IRS Updates Correction Program for Retirement PlansAugust 12, 2021
Attention plan sponsors…the IRS has issued a revenue procedure that updates its Employee Plans Compliance Resolution System (EPCRS). Here’s what you should be aware of.
Plan Sponsors, the IRS has issued new guidance regarding the correction program for retirement plans. Through the procedure, you’ll be able to continue to provide your employees with tax-friendly retirement benefits. Let’s take a look at the program.
What is the EPCRS?
If your retirement plan has failed to satisfy certain requirements under Code Sec. 401(a), Code Sec. 403(a), Code Sec. 403(b), Code Sec. 408(k), and/or Code Sec. 408(p), the Employee Plans Compliance Resolution System (EPCRS) allows you to correct these failures and continue to provide your employees with retirement benefits.
The EPCRS consists of:
- The self correction program (SCP)- As the IRS states, “You can self-correct many retirement plan errors without contacting the IRS or paying a fee. There are no application or reporting requirements. Self-correction, also known as the Self-Correction Program or “SCP,” is authorized under Revenue Procedure 2021-30, the revenue procedure that governs the EPCRS.”
- The Voluntary Correction Program (VCP)- As the IRS states, “If your retirement plan isn’t currently being audited by the IRS, and you have mistakes with either the language in the plan document or how you’ve run your plan, you can apply to correct the mistakes under the VCP. Correcting your plan mistakes through VCP preserves the plan’s tax-favored status.”
*Under previous guidance, VCPs could be submitted anonymously.
- The Audit Closing Agreement Program (Audit CAP)- As the IRS states, “A plan sponsor that does not come forward to the IRS, but whose retirement plan has significant problems that are discovered by the IRS on audit or during the determination letter application process, is entitled under the audit correction program to preserve the tax benefits associated with properly maintained retirement plans.”
The EPCRS now includes two defined benefit plan benefit overpayment correction methods aimed at encouraging employers to avoid recovering benefit overpayments made to participants and beneficiaries.
- If a plan satisfies a specified funding level, it will not require correction, or;
- Under certain circumstances, the IRS will limit the amount to be regained.
VCP Anonymous Submission Procedure Eliminated
The IRS has also removed the VCP anonymous submission procedure, meaning VCP submissions cannot be submitted anonymously on or after January 1, 2022. To replace this, the IRS has added a VCP pre-submission conference procedure, that is anonymous and allows plan sponsors to discuss VCP submissions at no cost. If a subsequent VCP request is submitted, it will not be anonymous.

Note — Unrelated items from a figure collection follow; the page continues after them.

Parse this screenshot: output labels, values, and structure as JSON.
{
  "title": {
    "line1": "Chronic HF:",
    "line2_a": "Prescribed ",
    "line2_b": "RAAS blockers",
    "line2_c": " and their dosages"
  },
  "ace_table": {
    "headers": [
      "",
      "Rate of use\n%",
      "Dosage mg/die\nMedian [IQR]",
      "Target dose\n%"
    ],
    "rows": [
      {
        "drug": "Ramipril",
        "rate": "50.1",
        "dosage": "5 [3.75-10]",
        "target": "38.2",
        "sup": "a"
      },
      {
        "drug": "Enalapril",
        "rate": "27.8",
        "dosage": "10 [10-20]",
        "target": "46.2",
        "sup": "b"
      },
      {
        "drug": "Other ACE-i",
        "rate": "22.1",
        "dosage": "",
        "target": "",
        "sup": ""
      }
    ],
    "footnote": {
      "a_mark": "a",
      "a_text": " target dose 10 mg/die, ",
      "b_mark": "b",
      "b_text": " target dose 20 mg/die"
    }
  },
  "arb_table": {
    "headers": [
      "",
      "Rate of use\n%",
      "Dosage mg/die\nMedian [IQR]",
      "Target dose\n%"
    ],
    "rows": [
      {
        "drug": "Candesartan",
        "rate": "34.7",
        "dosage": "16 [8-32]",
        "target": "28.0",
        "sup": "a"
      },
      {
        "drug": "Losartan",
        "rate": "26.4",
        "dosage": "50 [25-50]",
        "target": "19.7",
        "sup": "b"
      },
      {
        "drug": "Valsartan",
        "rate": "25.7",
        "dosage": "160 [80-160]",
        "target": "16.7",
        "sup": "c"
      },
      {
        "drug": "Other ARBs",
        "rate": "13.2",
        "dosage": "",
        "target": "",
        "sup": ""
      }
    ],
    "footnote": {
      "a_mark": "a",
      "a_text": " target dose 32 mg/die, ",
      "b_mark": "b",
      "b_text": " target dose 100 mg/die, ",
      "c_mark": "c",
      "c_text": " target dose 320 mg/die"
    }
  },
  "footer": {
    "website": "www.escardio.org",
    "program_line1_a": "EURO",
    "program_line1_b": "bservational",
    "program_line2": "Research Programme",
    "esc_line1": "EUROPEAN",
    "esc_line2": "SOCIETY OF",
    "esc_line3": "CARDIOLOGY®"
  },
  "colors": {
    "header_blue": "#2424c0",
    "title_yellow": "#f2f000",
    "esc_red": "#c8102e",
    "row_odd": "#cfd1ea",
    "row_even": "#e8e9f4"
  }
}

Retroactive Plan Amendments
Under prior SCP guidance, plan sponsors could retroactively amend their plans to fix certain operational failures. Updated guidance makes it easier to use retroactive plan amendments since the IRS has removed the requirement that all participants in the plan benefit by the retroactive amendment.
The SCP correction period has also been extended from two to three years for significant failures. In addition, for the correction of missed elective deferrals for an automatic contribution feature in a 401k and 403(b) plans, the safe harbor correction method has been extended by three years from December 31, 2020 to December 31, 2023.
The revenue procedure is effective July 16, 2021, but the extension of the sunset for safe harbor corrections for the automatic contribution feature is December 31, 2023.